I downloaded the FDA report for future reference.

The report should be fun weekend reading.

The Latest in COVID-19 News: Week Ending 03.20.21 – NEJM Journal Watch

Click on the link for the NEJM Journal Watch weekly update.  Another good week for SARS-CoV-2 articles. Sorry about not posting last week’s Journal Watch link of links. I forgot AND I was out of town which made me forget.

https://www.jwatch.org/fw117630/2021/03/20/latest-covid-19-news-week-ending-mar-20-2021

Meanwhile Sammy sings from what appears to be an empty closet.

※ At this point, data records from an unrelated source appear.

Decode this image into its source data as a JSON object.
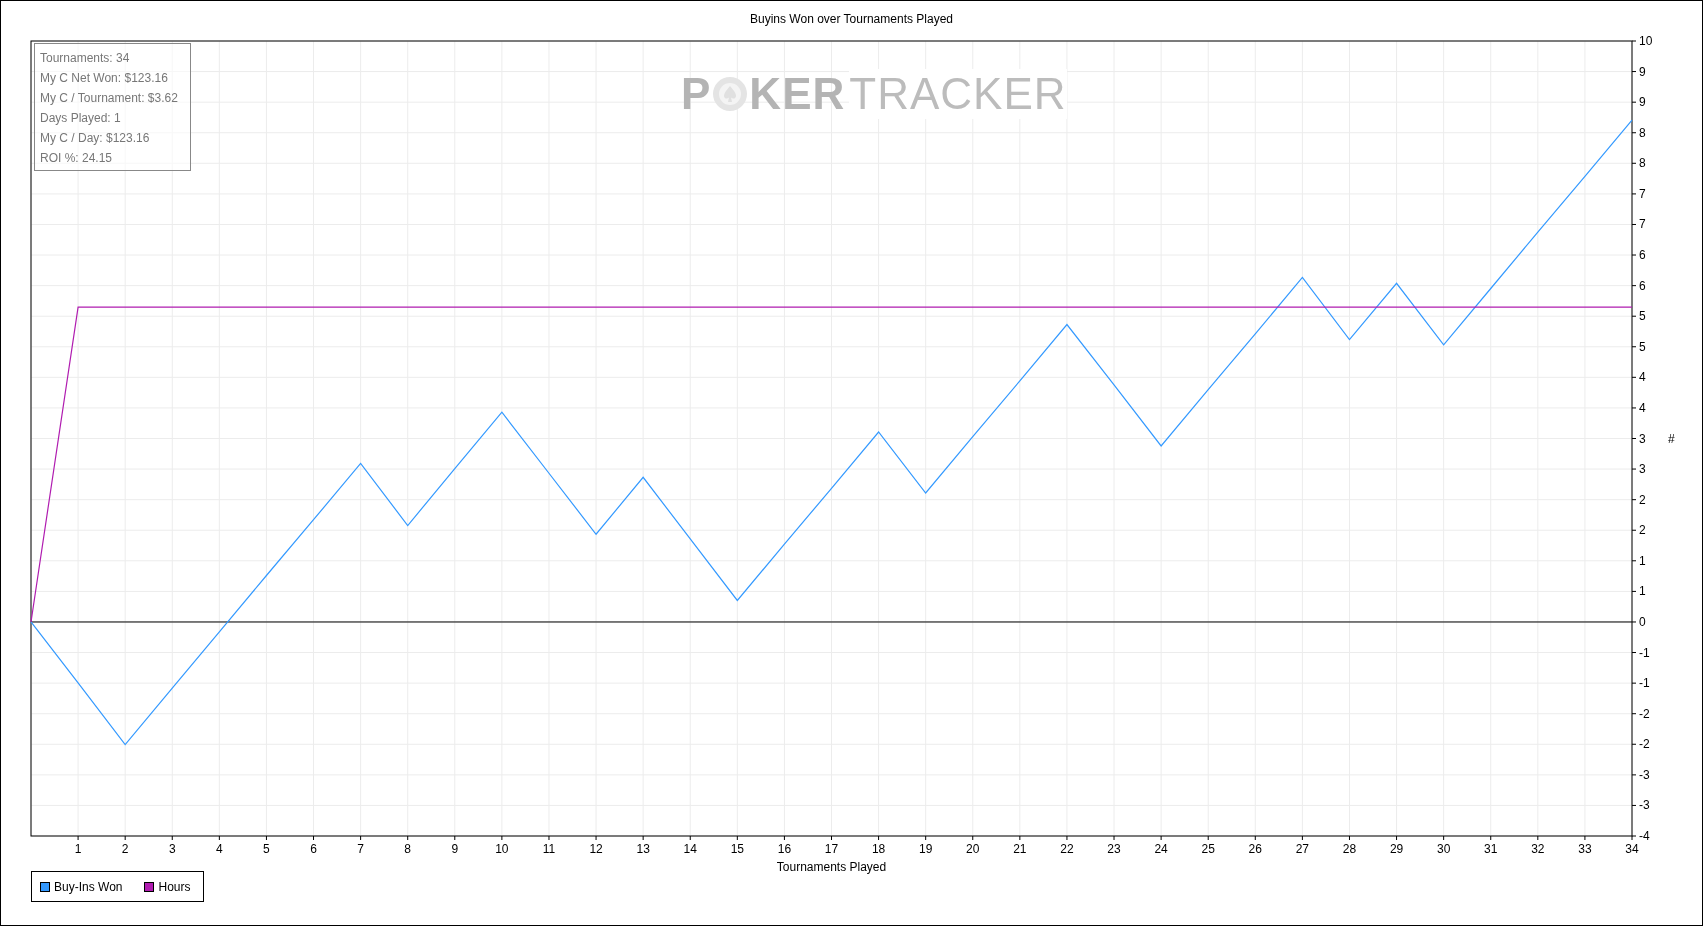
{
  "chart": {
    "chart_data": {
      "type": "line",
      "title": "Buyins Won over Tournaments Played",
      "xlabel": "Tournaments Played",
      "ylabel": "#",
      "x": [
        0,
        1,
        2,
        3,
        4,
        5,
        6,
        7,
        8,
        9,
        10,
        11,
        12,
        13,
        14,
        15,
        16,
        17,
        18,
        19,
        20,
        21,
        22,
        23,
        24,
        25,
        26,
        27,
        28,
        29,
        30,
        31,
        32,
        33,
        34
      ],
      "series": [
        {
          "name": "Buy-Ins Won",
          "color": "#3399ff",
          "values": [
            0,
            -1.05,
            -2.11,
            -1.14,
            -0.17,
            0.8,
            1.76,
            2.73,
            1.66,
            2.64,
            3.61,
            2.56,
            1.51,
            2.49,
            1.43,
            0.37,
            1.34,
            2.3,
            3.27,
            2.22,
            3.19,
            4.15,
            5.12,
            4.08,
            3.03,
            4.0,
            4.96,
            5.93,
            4.86,
            5.83,
            4.77,
            5.74,
            6.71,
            7.67,
            8.64
          ]
        },
        {
          "name": "Hours",
          "color": "#b01cb0",
          "values": [
            0,
            5.42,
            5.42,
            5.42,
            5.42,
            5.42,
            5.42,
            5.42,
            5.42,
            5.42,
            5.42,
            5.42,
            5.42,
            5.42,
            5.42,
            5.42,
            5.42,
            5.42,
            5.42,
            5.42,
            5.42,
            5.42,
            5.42,
            5.42,
            5.42,
            5.42,
            5.42,
            5.42,
            5.42,
            5.42,
            5.42,
            5.42,
            5.42,
            5.42,
            5.42
          ]
        }
      ],
      "grid": true,
      "xlim": [
        0,
        34
      ],
      "ylim": [
        -3.684,
        10
      ],
      "xticks": [
        1,
        2,
        3,
        4,
        5,
        6,
        7,
        8,
        9,
        10,
        11,
        12,
        13,
        14,
        15,
        16,
        17,
        18,
        19,
        20,
        21,
        22,
        23,
        24,
        25,
        26,
        27,
        28,
        29,
        30,
        31,
        32,
        33,
        34
      ],
      "yticks": [
        {
          "value": 10,
          "label": "10"
        },
        {
          "value": 9.474,
          "label": "9"
        },
        {
          "value": 8.947,
          "label": "9"
        },
        {
          "value": 8.421,
          "label": "8"
        },
        {
          "value": 7.895,
          "label": "8"
        },
        {
          "value": 7.368,
          "label": "7"
        },
        {
          "value": 6.842,
          "label": "7"
        },
        {
          "value": 6.316,
          "label": "6"
        },
        {
          "value": 5.789,
          "label": "6"
        },
        {
          "value": 5.263,
          "label": "5"
        },
        {
          "value": 4.737,
          "label": "5"
        },
        {
          "value": 4.211,
          "label": "4"
        },
        {
          "value": 3.684,
          "label": "4"
        },
        {
          "value": 3.158,
          "label": "3"
        },
        {
          "value": 2.632,
          "label": "3"
        },
        {
          "value": 2.105,
          "label": "2"
        },
        {
          "value": 1.579,
          "label": "2"
        },
        {
          "value": 1.053,
          "label": "1"
        },
        {
          "value": 0.526,
          "label": "1"
        },
        {
          "value": 0,
          "label": "0"
        },
        {
          "value": -0.526,
          "label": "-1"
        },
        {
          "value": -1.053,
          "label": "-1"
        },
        {
          "value": -1.579,
          "label": "-2"
        },
        {
          "value": -2.105,
          "label": "-2"
        },
        {
          "value": -2.632,
          "label": "-3"
        },
        {
          "value": -3.158,
          "label": "-3"
        },
        {
          "value": -3.684,
          "label": "-4"
        }
      ]
    },
    "brand_logo": {
      "before_icon": "P",
      "after_icon": "KER",
      "light_text": "TRACKER"
    },
    "stats": [
      "Tournaments: 34",
      "My C Net Won: $123.16",
      "My C / Tournament: $3.62",
      "Days Played: 1",
      "My C / Day: $123.16",
      "ROI %: 24.15"
    ]
  }
}
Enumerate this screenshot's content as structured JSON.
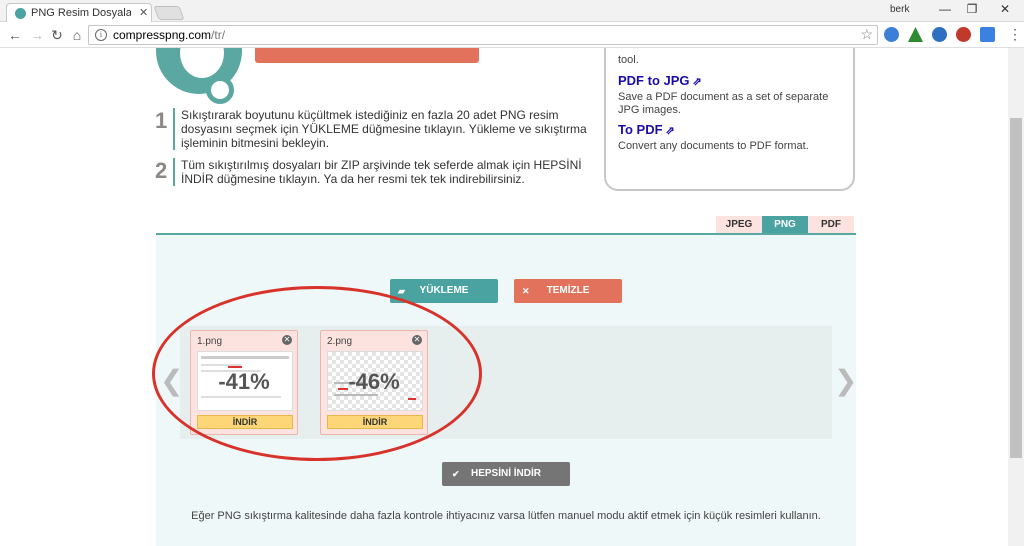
{
  "browser": {
    "tab_title": "PNG Resim Dosyalarını Ç",
    "tab_close": "✕",
    "profile_name": "berk",
    "url_host": "compresspng.com",
    "url_path": "/tr/",
    "window_min": "—",
    "window_restore": "❐",
    "window_close": "✕"
  },
  "steps": [
    {
      "num": "1",
      "text": "Sıkıştırarak boyutunu küçültmek istediğiniz en fazla 20 adet PNG resim dosyasını seçmek için YÜKLEME düğmesine tıklayın. Yükleme ve sıkıştırma işleminin bitmesini bekleyin."
    },
    {
      "num": "2",
      "text": "Tüm sıkıştırılmış dosyaları bir ZIP arşivinde tek seferde almak için HEPSİNİ İNDİR düğmesine tıklayın. Ya da her resmi tek tek indirebilirsiniz."
    }
  ],
  "side_card": {
    "top_text": "tool.",
    "pdf_to_jpg_title": "PDF to JPG",
    "pdf_to_jpg_desc": "Save a PDF document as a set of separate JPG images.",
    "to_pdf_title": "To PDF",
    "to_pdf_desc": "Convert any documents to PDF format.",
    "arrow": "⇗"
  },
  "format_tabs": [
    {
      "label": "JPEG",
      "active": false
    },
    {
      "label": "PNG",
      "active": true
    },
    {
      "label": "PDF",
      "active": false
    }
  ],
  "buttons": {
    "upload_label": "YÜKLEME",
    "clear_label": "TEMİZLE",
    "download_all_label": "HEPSİNİ İNDİR",
    "upload_icon": "▰",
    "clear_icon": "✕",
    "download_all_icon": "✔"
  },
  "files": [
    {
      "name": "1.png",
      "percent": "-41%",
      "download_label": "İNDİR",
      "close": "✕"
    },
    {
      "name": "2.png",
      "percent": "-46%",
      "download_label": "İNDİR",
      "close": "✕"
    }
  ],
  "carousel": {
    "prev": "❮",
    "next": "❯"
  },
  "hint": "Eğer PNG sıkıştırma kalitesinde daha fazla kontrole ihtiyacınız varsa lütfen manuel modu aktif etmek için küçük resimleri kullanın.",
  "colors": {
    "teal": "#4aa3a0",
    "coral": "#e2725b",
    "download_all_bg": "#757575",
    "annotation_red": "#d8332a"
  },
  "icons": [
    "back-arrow-icon",
    "forward-arrow-icon",
    "reload-icon",
    "home-icon",
    "info-icon",
    "star-icon",
    "menu-icon"
  ]
}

Ten Commandments of Emergency Medicine Revisited

#2 Remember naloxone, glucose, and thiamine (NGT)
Original: Consider or give naloxone, glucose and thiamine
The number of patients presenting with opioid intoxication is growing, and the gentle reversal of patients without severe respiratory depression with naloxone is in the art of medicine – consider starting with 0.4mg and titrate to effect.

In contrast to empiric administration of glucose in the altered or ill patient, rapid assessment of glucose level with point-of-care testing is recommended.

Thiamine deficiency may be less prevalent than previously thought in intoxicated patients, but we now know that giving 100mg of IV thiamine can benefit other malnourished patients, including those with calorie-malnourishment from cancer, gastric bypass, hyperemesis gravidarum, and eating disorders. Personally, I use the ‘T’ of ‘NGT’ to remind myself not to miss alcohol withdrawal.

Ten Commandments of Emergency Medicine Revisitedhttps://journalfeed.org/article-a-day/2021/ten-commandments-of-em-revisited

Why does this matter? I hear you thinking we underwrite life insurance, we’re not doctors. So true. But if we think like doctors we will get better at what we do by recognizing the subtleties buried within the medical charts we read. Here’s what my eyes/brain picked up.

The bold in the excerpt above are mine to illustrate how the mind of a mortality risk expert works. In Emergency Department records pay attention to the initial treatments provided which in some cases hints to a serious condition impacting mortality. Naloxone and opioids are obvious. But would you have associated the administration of IV thiamine to malnutrition or alcohol withdrawal? I thought so.

So read and research widely. You’ll always find little jewels to improve your skills and to impress your friends with. Or in my case to make Dr. Lee think his old man knows more than he actually does.